March 13, 2019 – Eater
I Saturday morning and a crowd of 30 people has already clogged the narrow central aisle of Mexico City’s Mercado de San Juan, the gourmet food market in the historic center. Bottles of Pacifico pass from hand to hand as waiting customers dance to banda music blaring from a precariously placed loudspeaker over chef Luis Valle’s cramped, chaotic kitchen. Flames leap as Valle throws a whole octopus onto the charcoal grill. Plates of crab tostadas, raw scallops as wide as beer bottles, and grilled tacos stuffed with smoked marlin pass over the counter by the dozen.
The dish that made Valle and his eight-seat stall, Don Vergas, famous within months of its opening in February 2018 is aguachile, the unofficial state dish of his native Sinaloa.

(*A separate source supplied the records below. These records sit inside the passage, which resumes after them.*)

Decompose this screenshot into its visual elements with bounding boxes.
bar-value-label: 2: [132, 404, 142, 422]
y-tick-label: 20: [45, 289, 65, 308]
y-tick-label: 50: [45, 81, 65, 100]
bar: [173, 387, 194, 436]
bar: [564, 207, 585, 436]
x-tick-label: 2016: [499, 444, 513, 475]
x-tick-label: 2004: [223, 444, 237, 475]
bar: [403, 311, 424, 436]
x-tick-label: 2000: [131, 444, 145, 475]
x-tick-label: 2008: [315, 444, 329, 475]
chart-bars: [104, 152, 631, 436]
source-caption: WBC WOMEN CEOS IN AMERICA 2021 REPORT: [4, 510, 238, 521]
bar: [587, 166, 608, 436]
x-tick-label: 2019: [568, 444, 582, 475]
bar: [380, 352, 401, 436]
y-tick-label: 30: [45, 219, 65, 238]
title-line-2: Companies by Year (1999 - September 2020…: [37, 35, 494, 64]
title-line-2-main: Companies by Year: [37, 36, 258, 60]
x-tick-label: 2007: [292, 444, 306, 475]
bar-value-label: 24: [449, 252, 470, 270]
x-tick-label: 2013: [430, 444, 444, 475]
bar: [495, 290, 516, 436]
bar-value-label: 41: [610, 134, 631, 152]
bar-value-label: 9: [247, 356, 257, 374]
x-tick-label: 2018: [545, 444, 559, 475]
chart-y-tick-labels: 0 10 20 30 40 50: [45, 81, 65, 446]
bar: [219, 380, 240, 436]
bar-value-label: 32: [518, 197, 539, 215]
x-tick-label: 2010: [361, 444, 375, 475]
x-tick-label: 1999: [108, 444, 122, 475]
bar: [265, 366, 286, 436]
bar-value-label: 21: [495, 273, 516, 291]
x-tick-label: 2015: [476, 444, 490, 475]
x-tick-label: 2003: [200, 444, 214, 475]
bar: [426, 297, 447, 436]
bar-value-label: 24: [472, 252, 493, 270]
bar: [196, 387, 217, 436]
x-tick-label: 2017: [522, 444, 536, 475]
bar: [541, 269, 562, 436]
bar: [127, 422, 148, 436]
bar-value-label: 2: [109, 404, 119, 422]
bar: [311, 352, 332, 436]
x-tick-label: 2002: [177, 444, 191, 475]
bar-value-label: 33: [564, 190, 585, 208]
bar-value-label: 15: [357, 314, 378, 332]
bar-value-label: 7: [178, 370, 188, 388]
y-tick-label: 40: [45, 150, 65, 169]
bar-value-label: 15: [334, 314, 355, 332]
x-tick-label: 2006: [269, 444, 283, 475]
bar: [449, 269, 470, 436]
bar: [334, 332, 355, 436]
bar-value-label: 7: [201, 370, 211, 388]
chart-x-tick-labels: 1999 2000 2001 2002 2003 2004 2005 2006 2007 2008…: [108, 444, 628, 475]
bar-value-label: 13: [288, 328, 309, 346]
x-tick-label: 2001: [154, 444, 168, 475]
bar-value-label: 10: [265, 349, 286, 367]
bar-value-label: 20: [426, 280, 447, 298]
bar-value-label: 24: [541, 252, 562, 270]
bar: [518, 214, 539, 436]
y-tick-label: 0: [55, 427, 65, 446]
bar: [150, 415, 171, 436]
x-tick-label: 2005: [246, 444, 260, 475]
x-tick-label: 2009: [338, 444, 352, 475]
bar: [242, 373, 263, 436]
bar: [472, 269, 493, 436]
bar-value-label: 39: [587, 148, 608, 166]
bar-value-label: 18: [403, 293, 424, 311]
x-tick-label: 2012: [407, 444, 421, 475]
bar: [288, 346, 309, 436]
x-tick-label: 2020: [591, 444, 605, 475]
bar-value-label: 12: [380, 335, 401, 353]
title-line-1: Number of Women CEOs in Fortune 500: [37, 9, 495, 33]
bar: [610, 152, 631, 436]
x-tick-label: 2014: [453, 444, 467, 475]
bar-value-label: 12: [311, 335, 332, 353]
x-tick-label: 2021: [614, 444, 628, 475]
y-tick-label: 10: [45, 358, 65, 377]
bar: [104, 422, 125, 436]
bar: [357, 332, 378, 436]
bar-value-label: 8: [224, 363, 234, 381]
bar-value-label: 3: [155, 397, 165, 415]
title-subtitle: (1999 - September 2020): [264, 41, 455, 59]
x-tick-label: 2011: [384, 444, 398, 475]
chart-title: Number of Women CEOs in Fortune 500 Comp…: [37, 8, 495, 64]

The backs of six small shrimp crest a shallow pool of lime juice, their tails cozy under a tangle of red onion, cucumber, and cilantro criollo. Valle crumbles a pair of tiny, spherical chiltepín, a wild chile from Sinaloa’s eastern foothills, between his thumb and forefinger, showering the plate in a red flurry of capsaicin. The shrimp, still uncured by the lime (as they would be in ceviche), are slick and sweet and snap like cucumber.
The dish tastes like the sea and the dry inland forest, as bright and dazzling as Valle himself, cracking jokes to customers who, in the span of just a few minutes, have become his new best friends. Among his favorite subjects was the origin story of the dish itself, its beginnings as an indigenous preparation that had drifted out of Sinaloa’s eastern hills and west toward the Pacific, a version of the dish that he’d never actually tasted himself.